The site is allowing only a trickle of users to advance through the enrollment process since its launch on October 1.

Lauren Banks, director of policy and advocacy at AIDS Alabama, had expected a rocky rollout. The group received the largest navigator award in the state – just over $500,000 – and had planned kick-off events for the first weekend of November.

“This is a journey not some quick fix,” Banks said. “But sure, people were so ready to take their little tablets and enroll people … It’s important for us to keep the morale going.”

Banks said her contacts at the U.S. Department of Health and Human Services assured her they were doing everything possible to fix the capacity and software problems slowing the site, but have not given a timetable for when they will be resolved.

Communication with the department since October 1 has been far less frequent, she said, due to the partial government shutdown that furloughed her organization’s grant officer, and consolidated other groups around the state under another.

“They still have been in communication with us, it’s just not been as close as it was,” she said. “Before, I could pick up my phone and call my grant officer.”

In the meantime, her group is helping consumers fill out paper applications to determine their eligibility for subsidies and holding events in dozens of places in Alabama to explain the law to residents.

“They’re doing really important work right now, and building trust in the community, and not giving up in this process,” she said.

APPLY, WAIT 10 WEEKS

Experts say the Obama administration has until mid-November to iron out the technology problems or risk jeopardizing its ability to sign up an estimated 7 million people for 2014, the first year the law, formally called the Affordable Care Act, takes full effect.

That is based on the assumption the new insurance exchanges in 50 states will see a surge in enrollment in the weeks leading to December 15, the last day to enroll to qualify for benefits starting on January 1.

The Department of Health and Human Services has not released any enrollment data, but expects to do so in mid-November.

Some lawmakers say the Obama administration should consider extending the open enrollment period past the deadline of the end of March.

“I would support extending additional time to enroll given the complications with the website and government shutdown,” said Democratic Texas Representative Gene Green.

Navigators have been leading prospective applicants through paper and phone applications to get the process started.

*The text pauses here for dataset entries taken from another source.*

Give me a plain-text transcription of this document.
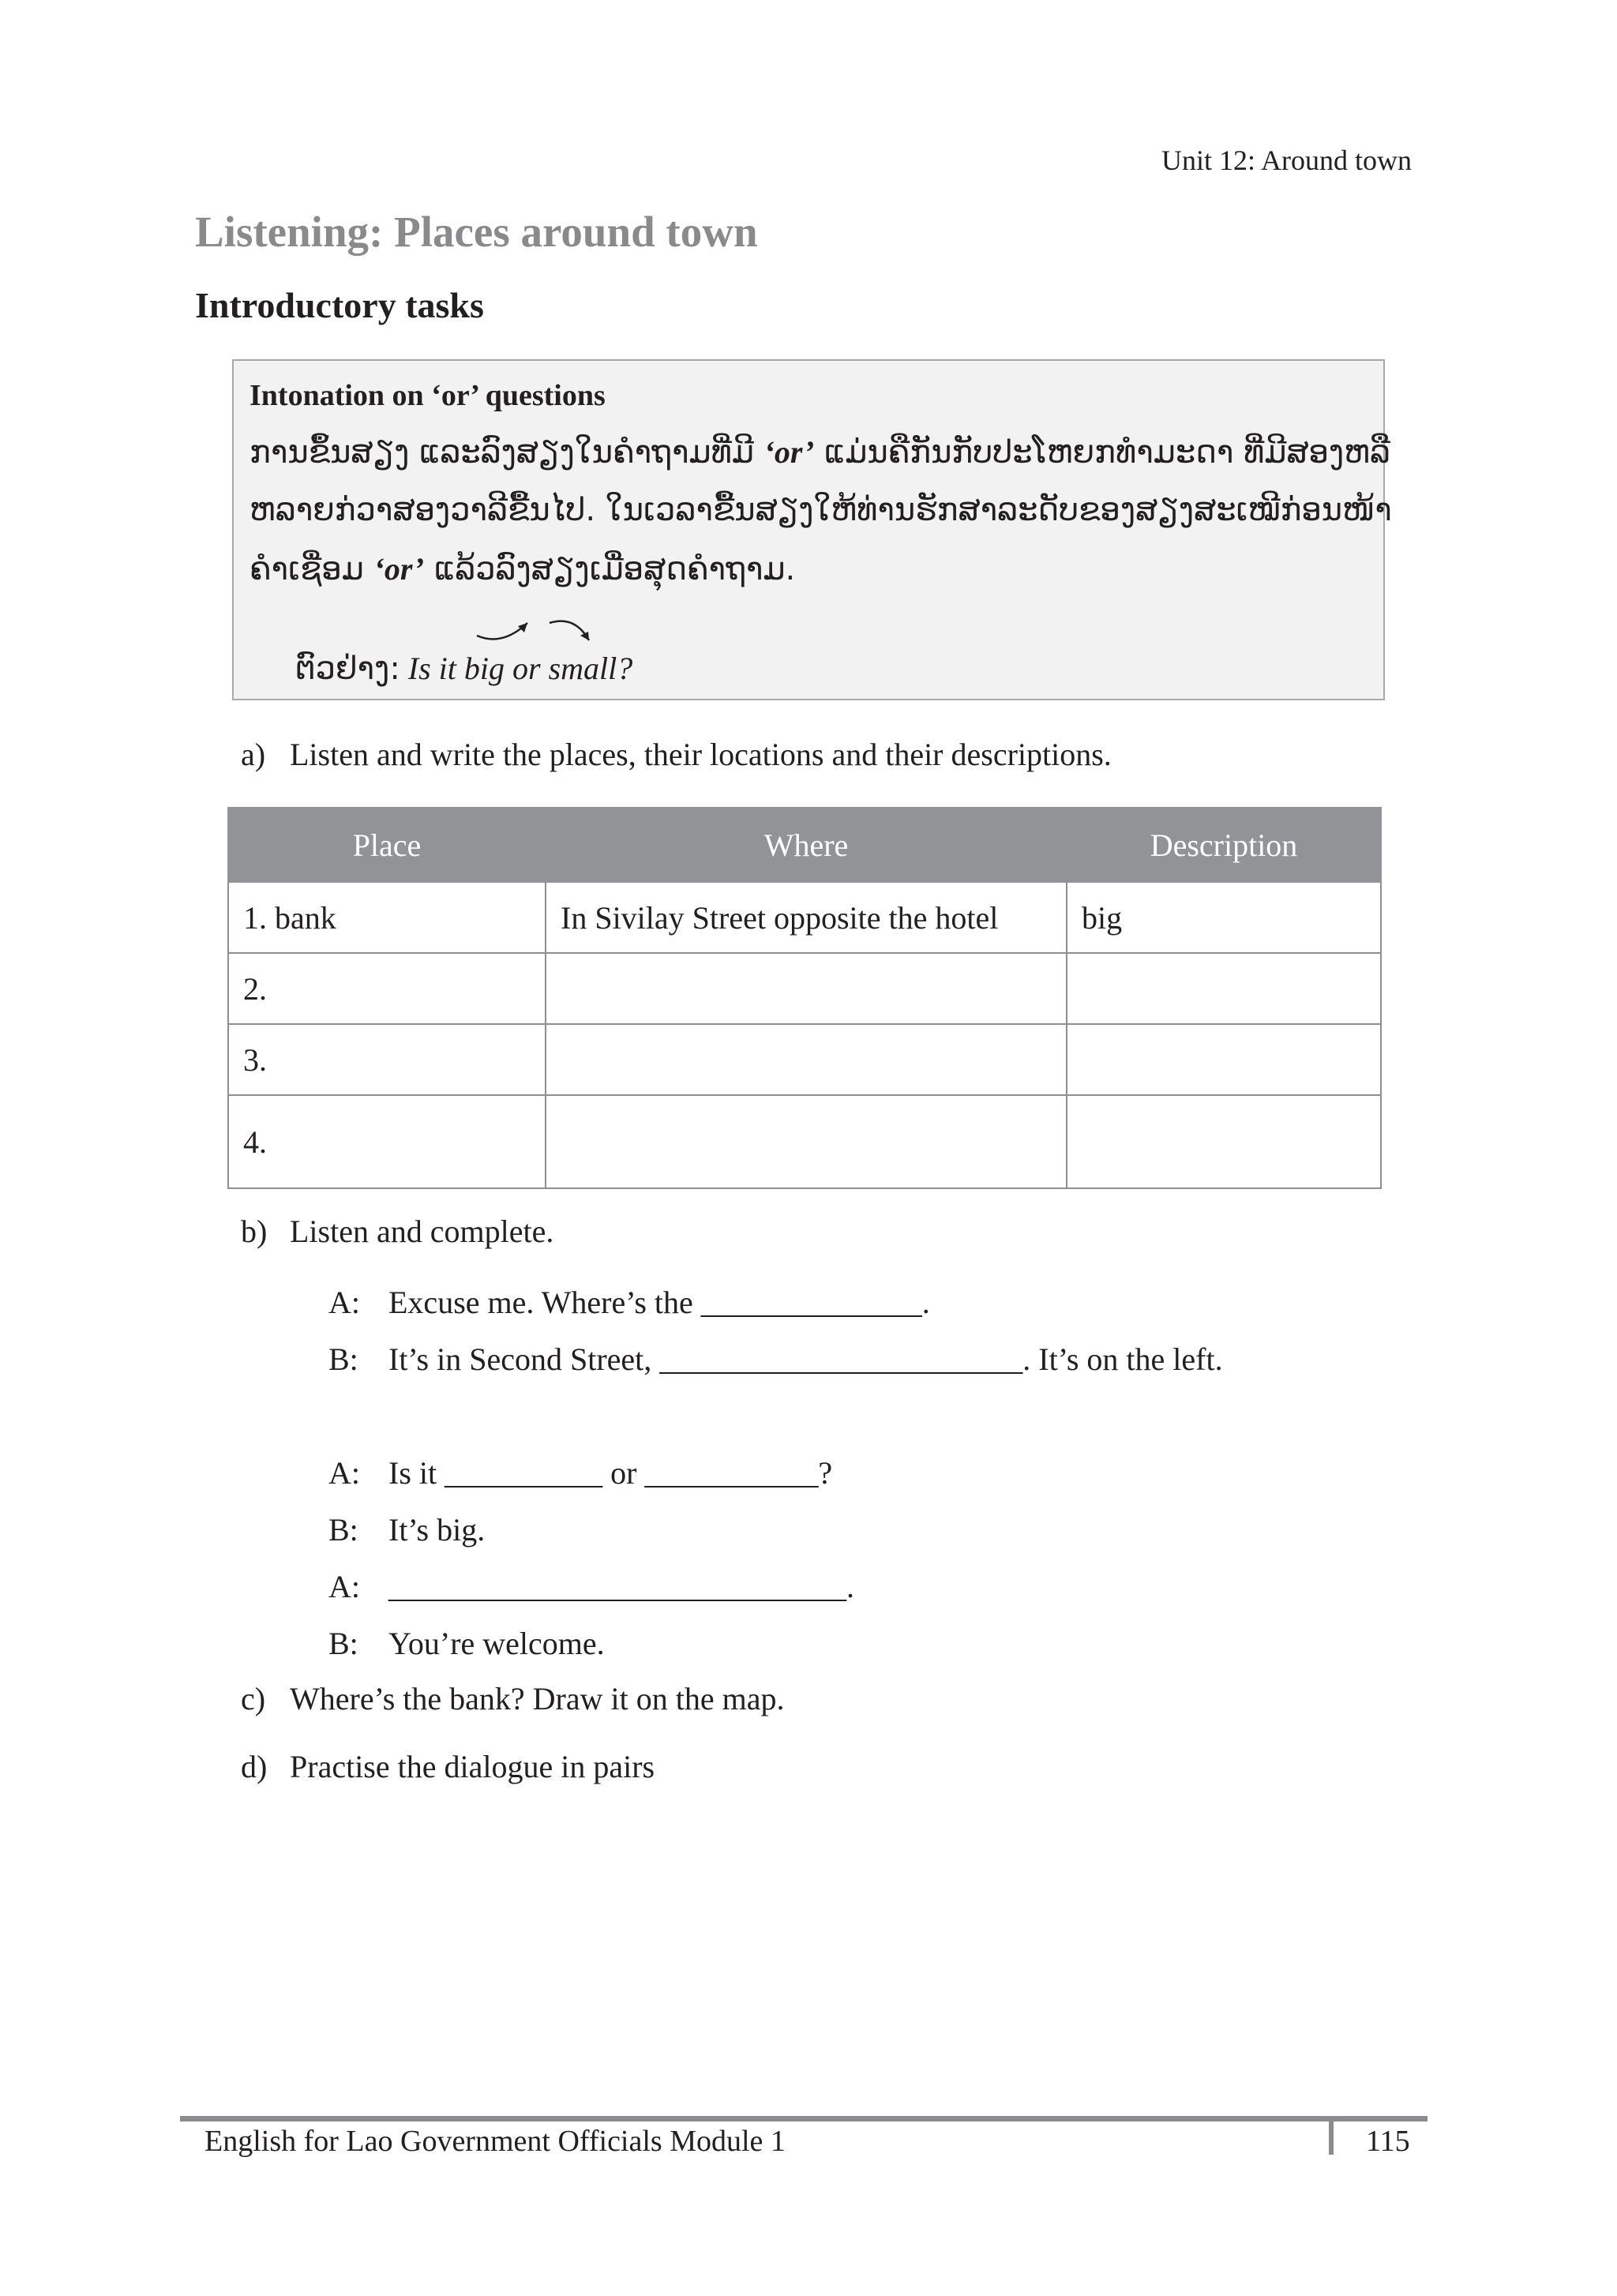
Unit 12: Around town
Listening: Places around town
Introductory tasks
Intonation on ‘or’ questions
ການຂຶ້ນສຽງ ແລະລົງສຽງໃນຄຳຖາມທີ່ມີ ‘or’ ແມ່ນຄືກັນກັບປະໂຫຍກທຳມະດາ ທີ່ມີສອງຫລື
ຫລາຍກ່ວາສອງວາລີຂື້ນໄປ. ໃນເວລາຂື້ນສຽງໃຫ້ທ່ານຮັກສາລະດັບຂອງສຽງສະເໝີກ່ອນໜ້າ
ຄຳເຊື່ອມ ‘or’ ແລ້ວລົງສຽງເມື່ອສຸດຄຳຖາມ.
ຕົວຢ່າງ: Is it big or small?
a) Listen and write the places, their locations and their descriptions.
Place	Where	Description
1. bank	In Sivilay Street opposite the hotel	big
2.		
3.		
4.		
b) Listen and complete.
A: Excuse me. Where’s the ______________.
B: It’s in Second Street, _______________________. It’s on the left.
A: Is it __________ or ___________?
B: It’s big.
A: _____________________________.
B: You’re welcome.
c) Where’s the bank? Draw it on the map.
d) Practise the dialogue in pairs
English for Lao Government Officials Module 1	115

But it can take as many as 10 weeks from starting a paper application through actually enrolling in a plan, they said.

“We’re cautioning people about the time frame. We tell people that we’re hopeful the website will be up and running in the next week or two, so if they can put off the paper application until the websites are up, that’s the preferable route right now,” said Tim McKinney, president and CEO of the United Way of Tarrant County, Texas’ largest navigator grantee with a nearly $5.9 million award.

McKinney said as far as he knew, submitting an online application with a paper one pending should not cause any new problems.

The Centers for Medicare and Medicaid Services did not respond directly to questions on the 10 week time frame, saying only that processing times are likely to vary, based on the complexity of the household and the completeness of an application and supporting documents that are submitted.

Health and Human Services has said Healthcare.gov received 14.6 million unique visits in its first 10 days, indicating strong interest in the most public-facing component of the health law.

“When you get trained on how to do something, there’s definitely going to be frustration with the website being down. But my message to them is to be patient and it will come up,” McKinney said.

In the meantime, helpers from Texas to Florida have kept busy doing outreach and education at churches, schools, local businesses and health fairs, the other half of the dual function navigators play under the health reform law.

“There is a considerable amount of time being spent on the education piece, just explaining things like deductibles and premiums. Before you ever get to a point of examining plans, those kinds of conversations are really necessary,” said Jodi Ray, project director for Florida’s largest navigator, housed in the University of South Florida.